Despite the fact that I'd love to see Manning and Harrison finally get the rings they deserve, and despite the fact that my 4-year-old son will be cheering for the "Shoelaces" - see, that thing on their helmets isn't a horseshoe, it's a shoelace... at least to my son - I find myself leaning toward Bears.
Maybe it's because I dearly love Chicago? Maybe it's because I had an unnatural attraction to Walter Payton? Maybe it's because I still remember what Irsay did to the city of Baltimore?
Regradless, I love this Super Bowl because whoever wins I will be happy so long as it's a great game.
Keith,
Somehow you manage to be totally inspirational and yet still smash my dreams against a big mossy rock. All in one sentence! That’s talent.
Paul, J.T.
Thanks for the assist. You guys said exactly what I wanted to hear, which in this case is also what I needed to hear.
Billie,
I’ve been walking that tightrope in my head. And you’re right, it kills creativity.
Lisa,
How do you define unpublished? If we’re talking novels, then I’m right there with you. To some degree, I respect every published author out there. It’s a tough business. That being said, they don’t corner the market on creativity. Your advice is both appreciated and welcome. It’s good to know I’m not alone.
B.G.
Knowing someone out there would actually like to read my book is VERY helpful. It gives me hope that maybe it won’t just sit on my hard drive.
Are you dreaming of huge monetary success?
Others will have different views, but to quote George Thorogood:
Who do you love? Y
ou can love the book, or you can love the thought of being a multimillionaire on Leno. Pick one.

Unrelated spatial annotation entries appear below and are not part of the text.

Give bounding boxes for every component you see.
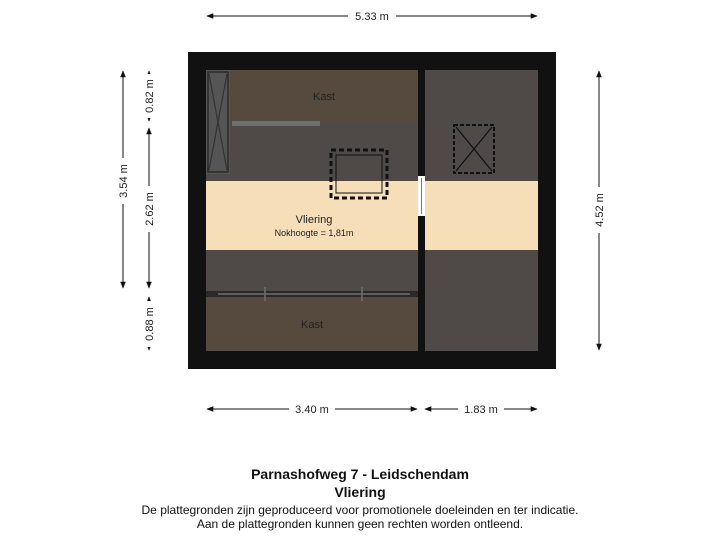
dimension-label-bg [142,74,156,118]
attic-hatch [329,148,389,200]
attic-hatch-inner [335,154,383,194]
disclaimer-line-1: De plattegronden zijn geproduceerd voor … [141,503,579,517]
dimension-left-total: 3.54 m [118,164,130,198]
dimension-bottom-left: 3.40 m [295,404,329,416]
dimension-label-bg [348,9,396,23]
dimension-left-middle: 2.62 m [144,192,156,226]
storage-column-border [207,71,229,173]
dimension-label-bg [116,158,130,204]
dimension-top-width: 5.33 m [355,11,389,23]
dimension-left-bottom: 0.88 m [144,307,156,341]
kast-bottom-area [206,297,418,351]
dimension-label-bg [142,301,156,347]
dimension-bottom-right: 1.83 m [464,404,498,416]
vliering-band-right [425,181,538,250]
storage-column-cross [208,73,228,171]
floor-name: Vliering [334,484,386,500]
nokhoogte-label: Nokhoogte = 1,81m [275,228,354,238]
dimension-right: 4.52 m [594,193,606,227]
kast-top-area [230,70,418,122]
dimension-label-bg [458,402,504,416]
dimension-label-bg [142,186,156,232]
vliering-band-left [206,181,418,250]
floor-plan: Kast Vliering Nokhoogte = 1,81m Kast 5.3… [116,9,606,416]
disclaimer-line-2: Aan de plattegronden kunnen geen rechten… [196,517,524,531]
roof-window-cross [455,126,493,172]
kast-top-rail [232,121,320,126]
dimension-left-top: 0.82 m [144,79,156,113]
property-address: Parnashofweg 7 - Leidschendam [251,466,469,482]
dimension-label-bg [592,187,606,233]
kast-top-label: Kast [313,91,335,103]
kast-bottom-label: Kast [301,319,323,331]
vliering-label: Vliering [296,214,333,226]
dimension-label-bg [289,402,335,416]
roof-window [453,124,495,174]
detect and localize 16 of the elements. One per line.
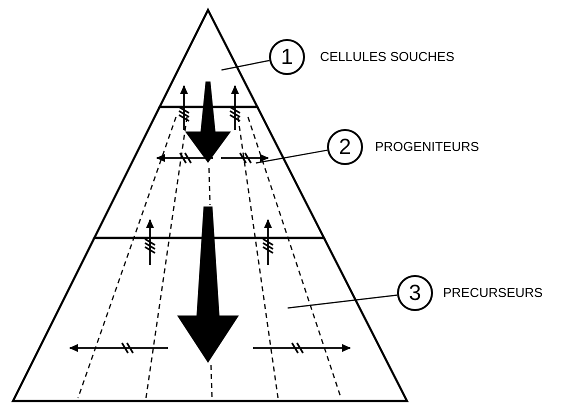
- leader-line: [288, 294, 398, 309]
- crossed-arrow: [144, 219, 156, 266]
- leader-line: [221, 60, 270, 71]
- callout-number: 2: [327, 129, 363, 165]
- stage-label: PROGENITEURS: [375, 139, 480, 155]
- block-arrow: [185, 82, 231, 163]
- stage-label: CELLULES SOUCHES: [320, 49, 454, 65]
- stage-label: PRECURSEURS: [443, 285, 543, 301]
- callout-number: 3: [397, 275, 433, 311]
- pyramid-tier: [158, 8, 260, 108]
- crossed-arrow: [178, 85, 190, 131]
- callout-number: 1: [269, 39, 305, 75]
- crossed-arrow: [229, 85, 241, 131]
- block-arrow: [177, 206, 239, 363]
- crossed-arrow: [262, 219, 274, 266]
- leader-line: [256, 150, 328, 164]
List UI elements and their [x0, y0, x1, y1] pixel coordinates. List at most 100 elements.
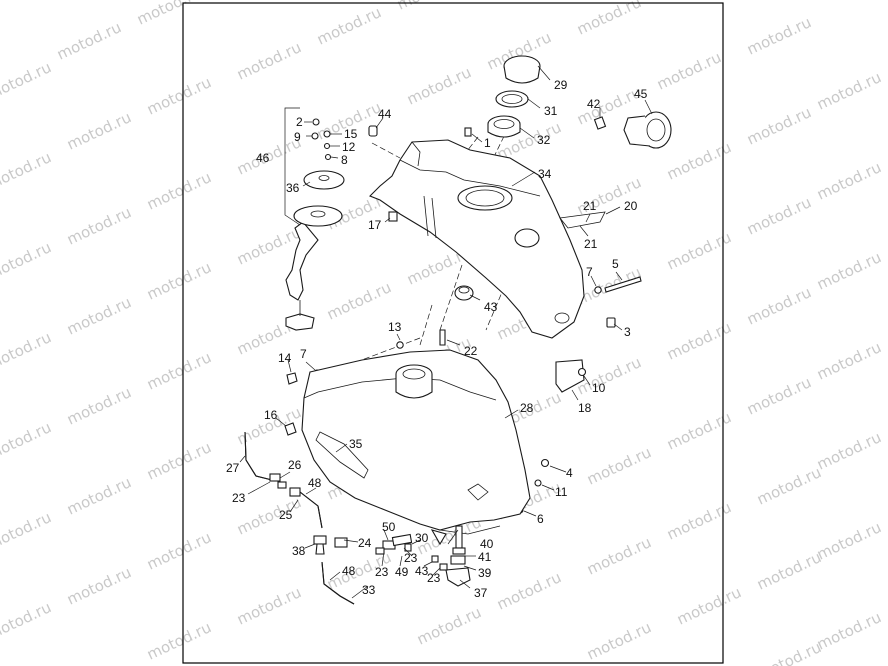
callout-40: 40	[480, 537, 494, 551]
callout-24: 24	[358, 536, 372, 550]
callout-38: 38	[292, 544, 306, 558]
callout-7: 7	[300, 347, 307, 361]
callout-16: 16	[264, 408, 278, 422]
watermark-text: motod.ru	[814, 608, 884, 653]
watermark-text: motod.ru	[134, 0, 204, 29]
watermark-text: motod.ru	[814, 158, 884, 203]
watermark-text: motod.ru	[144, 348, 214, 393]
callout-28: 28	[520, 401, 534, 415]
fuel-hoses	[244, 431, 471, 605]
callout-29: 29	[554, 78, 568, 92]
callout-14: 14	[278, 351, 292, 365]
callout-39: 39	[478, 566, 492, 580]
fuel-gauge-sender-group	[284, 107, 472, 331]
watermark-text: motod.ru	[144, 438, 214, 483]
callout-44: 44	[378, 107, 392, 121]
watermark-text: motod.ru	[814, 428, 884, 473]
watermark-text: motod.ru	[314, 3, 384, 48]
callout-36: 36	[286, 181, 300, 195]
watermark-text: motod.ru	[0, 418, 54, 463]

If you pick Leno, I got nothing for you. Go talk to Konrath or somebody. If you pick the book, I got one bulletproof piece of advice:
Finish.
If the only way you can finish is to love what you're writing, then write what you love. Unfinished marketing tactics are of no use. Finished manuscripts, you can do something with. Writing what you love is, therefore, a marketing decision. It's how you complete a product. After that, it either sells or it doesn't. But dreams don't sell. Manuscripts do. Do what it takes to finish one.
Or I could be full of it.
(And I couldn't care less about the Super Bowl either.)
Now stick with it.
I was totally joking, and I thank you for your advice. Your comments (including the one made on my other post) are to the point and honest, and I appreciate them.
As to your advice, like I said, I’ve made my choice to write the book I want to write.
But can’t I dream of making millions, just for a little while?
Sure, I know that confidence Jones. But truly, does every idea deserve to become a novel? When do we know that the idea isn't unique enough ... big enough ... deep enough ... complex or surprising enough?
In any case Mike, I'm glad you're writing from the heart. That's the only filling station we've got on this road trip.
(That's not really true, is it?)
Louise already quoted your very quotable quote, so I'll just say - Hear, hear!!
Mike, it does sound like you did the right thing.